In 15 minute consultations, the top questions everyone wants to know:
“What CI tool should we use?”
“Should we use Chef, Puppet, or Ansible?”
“What tool should we use to monitor our services?”
“Github or Bitbucket? What about AWS Code Repository?”
“We use Jira, but what are the other ALM tools out there?”
“Terraform or Cloudformation?”
“Is there a Jira plugin for Automated testing?”
“I have a windows environment, we’ve been using Octopus Deploy.” (This is a statement, but every time I hear it the tone is phrased in the form of a question).
“AWS Code Deploy seems so cool, but what does that do to our Chef implementation?”
“We are using containers, which tool should we use to monitor our containers?”
These are all great, relevant questions, but, these questions are not the most important questions to ask. My response to people asking DevOps tooling questions is always the same, a question.
My response questions include:
“What does DevOps mean in your organization?”
“What is your plan for gaining organizational buy-in to DevOps Culture?”
“What is your strategy for adoption of DevOps?”
“How are your teams addressing skill gaps?”
“How will you show the ROI of making a shift to DevOps?”
“Is product management and your business leading the effort?”
DevOps success is more dependent on culture, organizational buy-in, and skill sets than what tools are used to get the job done. A hammer in the hand of a computer engineer will generate some destruction, the same hammer in the hands of a carpenter will build a home.

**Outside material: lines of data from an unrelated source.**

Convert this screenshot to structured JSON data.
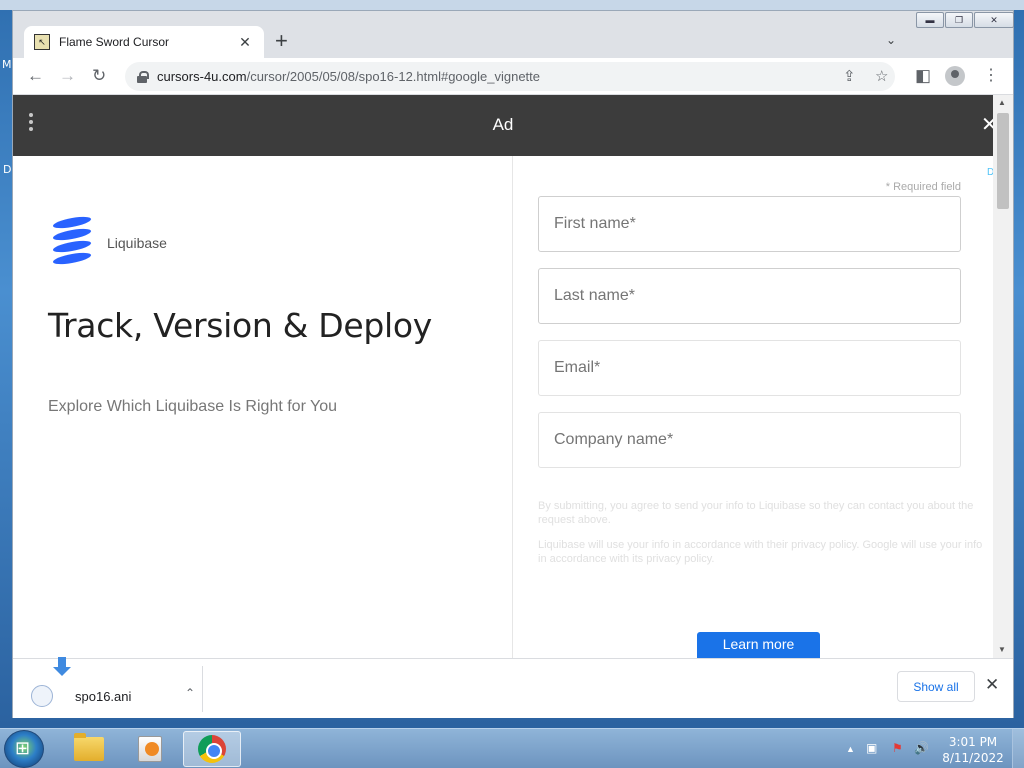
{
  "desktop": {
    "label_m": "M",
    "label_d": "D"
  },
  "tab": {
    "title": "Flame Sword Cursor",
    "close_glyph": "✕",
    "new_tab_glyph": "+"
  },
  "window_controls": {
    "minimize": "▬",
    "maximize": "❐",
    "close": "✕"
  },
  "toolbar": {
    "url_host": "cursors-4u.com",
    "url_path": "/cursor/2005/05/08/spo16-12.html#google_vignette",
    "back": "←",
    "forward": "→",
    "reload": "↻",
    "share": "⇪",
    "bookmark": "☆",
    "sidepanel": "◧",
    "menu": "⋮",
    "tab_search": "⌄"
  },
  "ad": {
    "bar_title": "Ad",
    "close_glyph": "✕",
    "brand": "Liquibase",
    "headline": "Track, Version & Deploy",
    "subhead": "Explore Which Liquibase Is Right for You",
    "required_note": "* Required field",
    "fields": {
      "first_name": "First name*",
      "last_name": "Last name*",
      "email": "Email*",
      "company": "Company name*"
    },
    "disclaimer_1": "By submitting, you agree to send your info to Liquibase so they can contact you about the request above.",
    "disclaimer_2": "Liquibase will use your info in accordance with their privacy policy. Google will use your info in accordance with its privacy policy.",
    "cta": "Learn more"
  },
  "scrollbar": {
    "up": "▲",
    "down": "▼"
  },
  "downloads": {
    "file_name": "spo16.ani",
    "chevron": "⌃",
    "show_all": "Show all",
    "close_glyph": "✕"
  },
  "taskbar": {
    "time": "3:01 PM",
    "date": "8/11/2022",
    "tray_arrow": "▲",
    "tray_network": "▣",
    "tray_flag": "⚑",
    "tray_volume": "🔊"
  },
  "colors": {
    "ad_bar": "#3c3c3c",
    "brand_blue": "#2962ff",
    "cta_blue": "#1a73e8",
    "chrome_titlebar": "#dee1e6"
  }
}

Address your people, culture, and processes first. We help companies build end-to-end pipelines that automate the entire process for product teams. These efforts allow our successful customers to build and deploy applications in an iterative fashion at the speed the business desires. As robust as these solutions are, a process that still requires change advisory board (CAB) approval will not realize the promises of DevOps.